As a way of introducing them to close reading I had them read Rita Charon’s chapter “Close Reading” in her book Narrative Medicine: Honoring the Stories of Illness (Oxford University Press, 2006). This is a weighty chapter in a weighty book and I have discovered that many of my students were simply overwhelmed by it. So here is my streamlined version of ‘doing’ a close reading drill as applied to narrative medicine. I present the elements of close reading in the order I like to do them myself because it is more the way I read and analyze what I read.

1.     Desire (Dr. Charon’s term). What appetite or emotion is satisfied by reading this? What bodily sensations do you have while reading this? What intellectual or emotional desires arise? Put more simply: what is the overall feeling you have when reading this? (A related and interesting question would be: And what does this reveal about you as the reader?)

2.     Frame. What’s included and what’s left out of this narrative? Where did this first appear—what was the intended audience of the work? For instance, Salinger’s short story first appeared in the New Yorker in 1950. What can we surmise about his intended audience?

3.     Temporal scaffolding. How is time handled in the narrative?

4.     Form. Structure, genre, narrator, use of metaphor, allusion (especially what other works are referred to either explicitly or implicitly?), and diction

5.     Plot. What happened.

Dr. Charon makes the case that learning the skills of close reading as applied to narratives, whether written or in plays, movies, etc, can help health care providers learn to be more attuned to the illness narratives of their patients. Careful reading, careful listening, it makes sense at some level and I am teaching that to my students. Salinger’s short story that I had them read and analyze through close reading is a complex but engaging piece of writing. It has enough content about the health effects of war—PTSD especially—that nurses and others in the health professions find it interesting. Salinger’s use of frame, time, diction, and metaphor are exquisite. So this short story makes for a good—but sufficiently challenging—narrative on which to practice close reading. I found that most students did well with this assignment and really dug in. Since class this past week fell on July 4th, this was an individual take-home assignment, so I have not yet had the opportunity to discuss it with them in class.

I always have these nagging questions in the back of my mind: Does close reading detract from the pleasure of reading? And by extension, does ‘close reading’ a patient’s illness narrative detract from the pleasure of the patient-provider interaction? Do we start thinking about patients less as people and more as stories to be analyzed, stories to be recorded in our heads and then later used as material for our own written stories? Does that start to distance us from our patients? Is it like walking up a familiar flight of stairs—pleasantly distracted—then thinking about walking up the stairs and by paying attention to it, tripping? If writers consciously try to pay attention to the craft of writing, does the art of their writing suffer?

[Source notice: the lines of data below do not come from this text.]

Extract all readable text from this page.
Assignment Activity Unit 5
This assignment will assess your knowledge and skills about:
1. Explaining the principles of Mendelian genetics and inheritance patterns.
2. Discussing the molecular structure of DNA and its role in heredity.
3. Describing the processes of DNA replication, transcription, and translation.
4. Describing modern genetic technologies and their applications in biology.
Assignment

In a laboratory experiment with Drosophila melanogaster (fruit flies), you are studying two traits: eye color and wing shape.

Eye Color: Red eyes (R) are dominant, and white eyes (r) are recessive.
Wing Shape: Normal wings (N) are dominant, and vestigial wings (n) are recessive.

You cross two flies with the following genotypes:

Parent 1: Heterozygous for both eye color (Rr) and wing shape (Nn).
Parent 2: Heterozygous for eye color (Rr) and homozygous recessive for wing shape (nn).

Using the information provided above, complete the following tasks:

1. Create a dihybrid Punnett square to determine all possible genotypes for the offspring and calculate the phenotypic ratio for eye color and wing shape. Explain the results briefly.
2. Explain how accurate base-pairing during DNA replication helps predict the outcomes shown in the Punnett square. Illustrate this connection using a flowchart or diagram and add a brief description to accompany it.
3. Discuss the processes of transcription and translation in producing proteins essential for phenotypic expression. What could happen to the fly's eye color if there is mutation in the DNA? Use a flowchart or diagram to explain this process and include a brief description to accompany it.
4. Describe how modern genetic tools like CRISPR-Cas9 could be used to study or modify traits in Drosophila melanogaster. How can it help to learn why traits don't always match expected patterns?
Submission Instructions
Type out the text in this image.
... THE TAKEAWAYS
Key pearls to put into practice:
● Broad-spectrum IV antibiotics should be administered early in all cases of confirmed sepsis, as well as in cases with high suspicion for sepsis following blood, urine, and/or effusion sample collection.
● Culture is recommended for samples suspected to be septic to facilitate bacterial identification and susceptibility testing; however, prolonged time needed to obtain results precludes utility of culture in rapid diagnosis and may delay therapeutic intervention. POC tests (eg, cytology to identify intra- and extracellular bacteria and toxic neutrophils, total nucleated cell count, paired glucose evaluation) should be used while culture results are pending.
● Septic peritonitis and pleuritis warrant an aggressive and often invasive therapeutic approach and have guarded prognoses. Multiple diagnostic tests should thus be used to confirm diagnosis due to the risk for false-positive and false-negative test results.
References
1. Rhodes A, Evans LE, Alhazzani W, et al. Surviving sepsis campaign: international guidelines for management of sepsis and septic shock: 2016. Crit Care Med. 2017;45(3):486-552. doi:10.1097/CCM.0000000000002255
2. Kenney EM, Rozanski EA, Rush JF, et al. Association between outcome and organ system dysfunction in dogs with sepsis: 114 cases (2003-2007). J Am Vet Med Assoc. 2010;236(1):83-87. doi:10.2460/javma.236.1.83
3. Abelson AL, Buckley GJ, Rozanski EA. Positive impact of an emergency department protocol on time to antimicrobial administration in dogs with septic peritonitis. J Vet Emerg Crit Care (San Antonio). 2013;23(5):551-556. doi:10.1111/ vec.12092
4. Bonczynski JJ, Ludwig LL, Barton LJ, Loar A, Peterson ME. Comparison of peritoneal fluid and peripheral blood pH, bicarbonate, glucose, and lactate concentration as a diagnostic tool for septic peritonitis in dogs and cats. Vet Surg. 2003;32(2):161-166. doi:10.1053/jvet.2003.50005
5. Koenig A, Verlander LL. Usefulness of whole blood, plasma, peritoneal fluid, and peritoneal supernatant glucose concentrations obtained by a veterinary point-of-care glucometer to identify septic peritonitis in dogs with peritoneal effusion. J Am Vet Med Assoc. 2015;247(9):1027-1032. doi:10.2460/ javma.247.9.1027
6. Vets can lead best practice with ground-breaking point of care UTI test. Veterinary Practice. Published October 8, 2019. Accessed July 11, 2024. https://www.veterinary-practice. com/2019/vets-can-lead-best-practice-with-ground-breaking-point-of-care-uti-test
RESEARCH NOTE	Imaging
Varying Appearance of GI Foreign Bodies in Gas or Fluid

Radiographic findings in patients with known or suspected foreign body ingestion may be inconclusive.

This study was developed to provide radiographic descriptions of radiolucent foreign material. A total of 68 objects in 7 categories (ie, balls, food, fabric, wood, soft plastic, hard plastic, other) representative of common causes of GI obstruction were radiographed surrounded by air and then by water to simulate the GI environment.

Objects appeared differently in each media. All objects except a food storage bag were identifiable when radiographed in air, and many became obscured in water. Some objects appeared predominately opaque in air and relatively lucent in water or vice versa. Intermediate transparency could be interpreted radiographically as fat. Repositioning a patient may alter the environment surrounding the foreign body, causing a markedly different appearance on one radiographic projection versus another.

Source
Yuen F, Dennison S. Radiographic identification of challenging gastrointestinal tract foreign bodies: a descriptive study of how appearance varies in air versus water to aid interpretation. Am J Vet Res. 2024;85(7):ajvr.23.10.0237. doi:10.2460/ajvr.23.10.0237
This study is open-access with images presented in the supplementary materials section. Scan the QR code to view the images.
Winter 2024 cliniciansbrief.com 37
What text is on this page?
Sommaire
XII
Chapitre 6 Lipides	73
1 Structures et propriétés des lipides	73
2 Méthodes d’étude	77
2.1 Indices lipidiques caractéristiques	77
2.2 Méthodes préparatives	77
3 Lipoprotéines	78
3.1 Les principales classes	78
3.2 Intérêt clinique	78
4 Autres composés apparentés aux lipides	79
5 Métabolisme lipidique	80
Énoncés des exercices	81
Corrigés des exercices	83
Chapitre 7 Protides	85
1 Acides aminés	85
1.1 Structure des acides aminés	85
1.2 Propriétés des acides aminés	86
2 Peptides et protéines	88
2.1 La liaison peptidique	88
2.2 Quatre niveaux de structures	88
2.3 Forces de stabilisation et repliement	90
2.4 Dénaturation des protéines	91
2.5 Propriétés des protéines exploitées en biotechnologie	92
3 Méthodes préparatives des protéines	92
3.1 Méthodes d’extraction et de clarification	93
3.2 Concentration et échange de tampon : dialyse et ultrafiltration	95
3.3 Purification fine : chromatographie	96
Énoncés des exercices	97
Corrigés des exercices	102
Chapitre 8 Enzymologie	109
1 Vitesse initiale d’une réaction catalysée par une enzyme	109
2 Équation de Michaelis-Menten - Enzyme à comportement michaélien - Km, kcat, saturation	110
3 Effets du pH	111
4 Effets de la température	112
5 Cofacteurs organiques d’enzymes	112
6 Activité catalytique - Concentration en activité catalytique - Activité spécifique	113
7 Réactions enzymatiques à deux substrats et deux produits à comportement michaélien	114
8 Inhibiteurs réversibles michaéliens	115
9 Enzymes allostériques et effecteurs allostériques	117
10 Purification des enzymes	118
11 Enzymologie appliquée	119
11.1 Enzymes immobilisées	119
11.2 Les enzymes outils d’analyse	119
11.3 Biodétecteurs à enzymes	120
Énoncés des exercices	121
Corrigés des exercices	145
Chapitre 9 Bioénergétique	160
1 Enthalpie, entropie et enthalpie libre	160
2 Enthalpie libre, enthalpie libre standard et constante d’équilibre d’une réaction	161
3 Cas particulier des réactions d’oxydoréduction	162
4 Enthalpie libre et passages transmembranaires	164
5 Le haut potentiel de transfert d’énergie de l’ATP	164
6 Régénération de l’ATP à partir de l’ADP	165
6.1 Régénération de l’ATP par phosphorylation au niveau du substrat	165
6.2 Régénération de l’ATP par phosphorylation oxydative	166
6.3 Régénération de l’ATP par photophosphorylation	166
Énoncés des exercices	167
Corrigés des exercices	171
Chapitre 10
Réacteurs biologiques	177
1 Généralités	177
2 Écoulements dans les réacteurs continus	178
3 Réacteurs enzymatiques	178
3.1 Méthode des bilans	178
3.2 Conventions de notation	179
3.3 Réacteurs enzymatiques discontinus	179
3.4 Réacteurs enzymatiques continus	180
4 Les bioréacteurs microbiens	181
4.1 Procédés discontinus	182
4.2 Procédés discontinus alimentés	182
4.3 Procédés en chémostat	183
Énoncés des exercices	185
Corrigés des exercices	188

I’ve been re-reading one of my favorite books, David Ulin’s The Lost Art of Reading: Why Books Matter in a Distracted Time (Sasquatch Books, 2010). He raises these questions as well—for writers and readers in general. He states, “(…) I recognize this as one of the fallacies of teaching literature in the classroom, the need to seek a reckoning with everything, to imagine a framework, a rubric, in which each little piece makes sense. (…) leaving us with scansion, annotation, all that sound and fury, a buzz of explication that obscures the elusive heartbeat of a book.”

If I used this class assignment again I would add the personal reflection writing prompt: Write about a time when you were so overwhelmed by emotions that you had difficulty communicating—or write about a time when you were caring for a patient experiencing this.